WASHINGTON, D.C. (LifeSiteNews) – The Biden administration filed its intention to appeal this week of a federal judge’s order to stop conversing with social media companies about content censorship decisions. 

On Tuesday, U.S. District Court for the Western District of Louisian Judge Terry Doughty issued a temporary injunction against Biden, Press Secretary Karine Jean-Pierre, Surgeon General Vivek Murthy, and various cabinet secretaries and other federal officials from communicating with tech companies for the purpose of encouraging the suppression of specific user content on their platforms.

The next day, the U.S. State Department reportedly canceled its regular meeting with Facebook to discuss “preparations” for the 2024 elections “pending further guidance,” with the expectation that other agencies were doing the same.

Also on Wednesday, the U.S. Justice Department filed a notice of appeal to the U.S. Court of Appeals for the Fifth Circuit, UPI reported.

In a statement, the White House framed its now-prohibited activities as “actions to protect public health, safety and security when confronted by challenges like a deadly pandemic and foreign attacks on our elections,” declaring that “social media platforms have a critical responsibility to take account of the effects their platforms are having on the American people, but make independent choices about the information they present.”

The case was spearheaded by Louisiana Attorney General Jeff Landry and former Missouri Attorney General Eric Schmitt, who say they have documents indicating that “dozens of federal officials across at least 11 federal agencies,” including DHS and the U.S. Department of Health & Human Services (HHS), were involved in a “massive, sprawling federal ‘Censorship Enterprise’” with the “intent and effect of pressuring social-media platforms to censor and suppress private speech that federal officials disfavor.”

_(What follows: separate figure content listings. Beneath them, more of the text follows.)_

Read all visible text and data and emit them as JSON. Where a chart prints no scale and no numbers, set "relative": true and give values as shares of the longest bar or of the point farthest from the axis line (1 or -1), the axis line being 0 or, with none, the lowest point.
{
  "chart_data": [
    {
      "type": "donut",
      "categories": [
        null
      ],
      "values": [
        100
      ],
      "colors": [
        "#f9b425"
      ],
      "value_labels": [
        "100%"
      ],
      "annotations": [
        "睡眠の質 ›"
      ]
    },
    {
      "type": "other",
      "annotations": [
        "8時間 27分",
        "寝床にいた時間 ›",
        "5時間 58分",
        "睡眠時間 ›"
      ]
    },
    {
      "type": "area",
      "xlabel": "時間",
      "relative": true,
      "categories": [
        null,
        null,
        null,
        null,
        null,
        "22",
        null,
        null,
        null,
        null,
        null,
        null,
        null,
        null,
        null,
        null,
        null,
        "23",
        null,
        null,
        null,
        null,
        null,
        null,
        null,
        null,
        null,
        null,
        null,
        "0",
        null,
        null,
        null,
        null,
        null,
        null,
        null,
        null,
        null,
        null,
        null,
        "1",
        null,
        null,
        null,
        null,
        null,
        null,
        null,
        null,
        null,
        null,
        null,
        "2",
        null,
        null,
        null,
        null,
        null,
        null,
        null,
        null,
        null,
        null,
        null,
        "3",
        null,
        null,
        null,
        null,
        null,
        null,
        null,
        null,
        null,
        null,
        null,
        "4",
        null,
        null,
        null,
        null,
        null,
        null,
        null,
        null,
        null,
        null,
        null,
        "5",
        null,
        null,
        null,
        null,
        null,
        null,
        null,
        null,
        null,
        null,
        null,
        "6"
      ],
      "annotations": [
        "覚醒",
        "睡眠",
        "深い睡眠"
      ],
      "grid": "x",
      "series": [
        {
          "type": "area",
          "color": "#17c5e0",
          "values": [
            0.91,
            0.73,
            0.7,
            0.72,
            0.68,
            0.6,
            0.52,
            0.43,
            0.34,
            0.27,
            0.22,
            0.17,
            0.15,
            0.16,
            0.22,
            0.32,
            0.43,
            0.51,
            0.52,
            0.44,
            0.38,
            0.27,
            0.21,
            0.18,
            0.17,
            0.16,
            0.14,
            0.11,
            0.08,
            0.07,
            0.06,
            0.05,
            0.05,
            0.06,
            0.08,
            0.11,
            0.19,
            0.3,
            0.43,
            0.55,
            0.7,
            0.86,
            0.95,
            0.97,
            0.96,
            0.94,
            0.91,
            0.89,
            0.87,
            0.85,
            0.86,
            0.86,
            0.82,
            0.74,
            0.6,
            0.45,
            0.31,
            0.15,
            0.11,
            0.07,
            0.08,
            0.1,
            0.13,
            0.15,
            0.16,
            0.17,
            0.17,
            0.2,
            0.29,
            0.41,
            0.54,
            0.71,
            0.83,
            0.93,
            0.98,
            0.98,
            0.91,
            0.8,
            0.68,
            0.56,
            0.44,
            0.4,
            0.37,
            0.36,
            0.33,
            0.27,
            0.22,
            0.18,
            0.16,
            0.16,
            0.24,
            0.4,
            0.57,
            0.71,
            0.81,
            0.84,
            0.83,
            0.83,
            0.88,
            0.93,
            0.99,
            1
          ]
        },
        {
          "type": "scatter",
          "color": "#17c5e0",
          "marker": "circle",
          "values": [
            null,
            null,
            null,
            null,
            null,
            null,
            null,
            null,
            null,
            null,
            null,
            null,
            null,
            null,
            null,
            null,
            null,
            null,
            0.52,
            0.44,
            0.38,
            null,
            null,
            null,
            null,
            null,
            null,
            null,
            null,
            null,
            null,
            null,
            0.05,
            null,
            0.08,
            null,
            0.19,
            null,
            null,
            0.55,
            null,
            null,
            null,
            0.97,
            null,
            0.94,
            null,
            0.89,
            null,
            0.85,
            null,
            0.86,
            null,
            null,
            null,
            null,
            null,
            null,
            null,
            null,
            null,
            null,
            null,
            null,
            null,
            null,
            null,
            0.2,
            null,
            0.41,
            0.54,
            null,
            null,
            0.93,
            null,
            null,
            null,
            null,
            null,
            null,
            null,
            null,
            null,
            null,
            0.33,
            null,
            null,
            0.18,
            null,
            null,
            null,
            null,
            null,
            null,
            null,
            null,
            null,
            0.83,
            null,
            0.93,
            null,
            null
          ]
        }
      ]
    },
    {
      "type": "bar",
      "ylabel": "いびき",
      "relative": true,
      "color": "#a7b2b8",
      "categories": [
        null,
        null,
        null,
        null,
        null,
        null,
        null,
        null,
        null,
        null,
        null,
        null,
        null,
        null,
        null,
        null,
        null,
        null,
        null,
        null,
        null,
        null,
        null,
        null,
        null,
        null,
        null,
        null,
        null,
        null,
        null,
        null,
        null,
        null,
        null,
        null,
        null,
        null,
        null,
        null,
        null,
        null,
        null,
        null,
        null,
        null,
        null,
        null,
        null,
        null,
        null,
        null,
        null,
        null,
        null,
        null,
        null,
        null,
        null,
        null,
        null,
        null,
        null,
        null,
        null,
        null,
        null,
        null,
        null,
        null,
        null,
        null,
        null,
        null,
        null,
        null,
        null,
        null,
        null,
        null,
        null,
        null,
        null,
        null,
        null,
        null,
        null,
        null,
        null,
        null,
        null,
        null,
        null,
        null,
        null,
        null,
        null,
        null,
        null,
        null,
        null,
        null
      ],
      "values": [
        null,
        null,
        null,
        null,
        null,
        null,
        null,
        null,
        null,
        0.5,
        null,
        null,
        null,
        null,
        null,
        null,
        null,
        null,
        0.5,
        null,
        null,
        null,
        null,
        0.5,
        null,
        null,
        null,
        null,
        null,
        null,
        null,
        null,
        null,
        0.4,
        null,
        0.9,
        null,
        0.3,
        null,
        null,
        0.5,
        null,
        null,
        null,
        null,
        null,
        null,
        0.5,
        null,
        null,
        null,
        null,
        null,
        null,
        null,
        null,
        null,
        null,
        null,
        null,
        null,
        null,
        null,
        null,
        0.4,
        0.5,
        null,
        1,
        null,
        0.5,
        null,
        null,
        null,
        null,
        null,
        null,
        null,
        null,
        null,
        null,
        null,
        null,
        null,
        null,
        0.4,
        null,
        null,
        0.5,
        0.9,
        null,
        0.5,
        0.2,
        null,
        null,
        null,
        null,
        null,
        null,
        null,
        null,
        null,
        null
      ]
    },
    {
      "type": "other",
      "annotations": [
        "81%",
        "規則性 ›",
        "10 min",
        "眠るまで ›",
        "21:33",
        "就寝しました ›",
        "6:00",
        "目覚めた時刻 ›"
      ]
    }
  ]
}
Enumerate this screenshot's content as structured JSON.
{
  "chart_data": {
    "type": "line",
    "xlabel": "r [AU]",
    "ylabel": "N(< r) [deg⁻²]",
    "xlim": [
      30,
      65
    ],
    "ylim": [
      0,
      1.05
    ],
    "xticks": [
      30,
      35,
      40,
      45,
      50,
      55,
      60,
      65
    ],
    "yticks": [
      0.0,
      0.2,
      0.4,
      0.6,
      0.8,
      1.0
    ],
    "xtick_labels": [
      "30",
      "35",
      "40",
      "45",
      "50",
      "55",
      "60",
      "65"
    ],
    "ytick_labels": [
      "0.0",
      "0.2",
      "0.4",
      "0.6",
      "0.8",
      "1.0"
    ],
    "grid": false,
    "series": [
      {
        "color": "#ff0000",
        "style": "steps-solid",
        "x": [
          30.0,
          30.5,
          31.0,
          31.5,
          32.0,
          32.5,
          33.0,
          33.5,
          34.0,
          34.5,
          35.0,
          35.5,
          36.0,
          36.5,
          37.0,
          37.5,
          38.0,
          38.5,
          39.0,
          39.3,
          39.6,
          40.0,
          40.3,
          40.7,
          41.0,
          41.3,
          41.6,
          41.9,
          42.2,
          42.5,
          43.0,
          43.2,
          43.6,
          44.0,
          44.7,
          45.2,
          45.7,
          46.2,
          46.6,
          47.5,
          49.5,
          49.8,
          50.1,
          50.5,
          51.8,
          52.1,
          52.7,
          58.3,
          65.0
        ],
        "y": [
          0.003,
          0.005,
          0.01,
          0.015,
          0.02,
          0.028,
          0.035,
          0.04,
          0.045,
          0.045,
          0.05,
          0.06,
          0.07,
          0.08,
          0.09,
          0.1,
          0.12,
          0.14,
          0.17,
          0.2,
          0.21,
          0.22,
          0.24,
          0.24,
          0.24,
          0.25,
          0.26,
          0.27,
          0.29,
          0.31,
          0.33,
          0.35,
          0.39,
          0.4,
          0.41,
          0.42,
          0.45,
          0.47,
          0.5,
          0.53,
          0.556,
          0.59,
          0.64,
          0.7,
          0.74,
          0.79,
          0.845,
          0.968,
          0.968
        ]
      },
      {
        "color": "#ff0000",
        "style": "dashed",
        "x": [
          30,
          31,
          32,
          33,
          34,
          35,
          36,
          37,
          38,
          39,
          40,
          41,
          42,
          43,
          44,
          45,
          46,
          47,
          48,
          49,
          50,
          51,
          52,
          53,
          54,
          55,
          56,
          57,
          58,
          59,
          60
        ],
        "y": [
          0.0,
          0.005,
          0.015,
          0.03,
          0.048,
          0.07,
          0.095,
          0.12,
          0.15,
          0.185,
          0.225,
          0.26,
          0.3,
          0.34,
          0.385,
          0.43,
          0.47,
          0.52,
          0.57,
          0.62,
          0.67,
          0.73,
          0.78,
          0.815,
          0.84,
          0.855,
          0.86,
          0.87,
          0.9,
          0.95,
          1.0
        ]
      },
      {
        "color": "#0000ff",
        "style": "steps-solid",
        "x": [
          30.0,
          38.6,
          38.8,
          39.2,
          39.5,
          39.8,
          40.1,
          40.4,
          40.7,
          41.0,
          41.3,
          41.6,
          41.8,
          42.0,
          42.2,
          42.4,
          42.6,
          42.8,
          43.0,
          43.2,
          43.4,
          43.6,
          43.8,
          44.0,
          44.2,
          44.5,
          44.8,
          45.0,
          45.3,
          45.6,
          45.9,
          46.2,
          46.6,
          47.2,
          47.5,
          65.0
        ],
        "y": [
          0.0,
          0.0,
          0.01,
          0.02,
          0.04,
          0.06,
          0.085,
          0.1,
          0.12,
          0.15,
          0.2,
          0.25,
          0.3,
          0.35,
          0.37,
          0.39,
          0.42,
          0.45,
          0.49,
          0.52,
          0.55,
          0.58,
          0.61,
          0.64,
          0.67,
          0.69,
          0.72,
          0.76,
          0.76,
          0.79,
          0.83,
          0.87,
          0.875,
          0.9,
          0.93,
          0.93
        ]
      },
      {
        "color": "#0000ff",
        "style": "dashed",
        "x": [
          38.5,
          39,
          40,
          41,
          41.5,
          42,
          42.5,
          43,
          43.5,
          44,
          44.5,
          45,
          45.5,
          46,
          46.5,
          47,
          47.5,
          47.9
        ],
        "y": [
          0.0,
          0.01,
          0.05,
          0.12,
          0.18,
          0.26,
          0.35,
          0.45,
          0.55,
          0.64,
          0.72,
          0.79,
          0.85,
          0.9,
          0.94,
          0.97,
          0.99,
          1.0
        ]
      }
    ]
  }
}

In July 2021, LifeSiteNews reported on Biden declaring that Facebook was “killing people” by not censoring more COVID “misinformation” and former White House Press Secretary Jen Psaki acknowledging that the administration had been “flagging problematic posts for Facebook that spread disinformation.”

In another case currently pending before the U.S. Court of Appeals for the Sixth Circuit, the New Civil Liberties Alliance (NCLA) is representing Mark Changizi, Michael Singer, and Daniel Kotzin, whose were suspended over tweets at odds with what at the time was the establishment view of the COVID-19 pandemic. They contend that Twitter was not merely exercising discretion over the use of its platform but rather acting in response to calls by government officials to quash dissenting COVID views, and particularly threats of new federal regulations if platforms did not take action on their own.

Current Missouri Attorney General Andrew Bailey, who took up the state’s side of the case when Schmitt left office to represent Missouri in the U.S. Senate, responded with incredulity to Biden’s appeal: “I think we’ve seen it all.”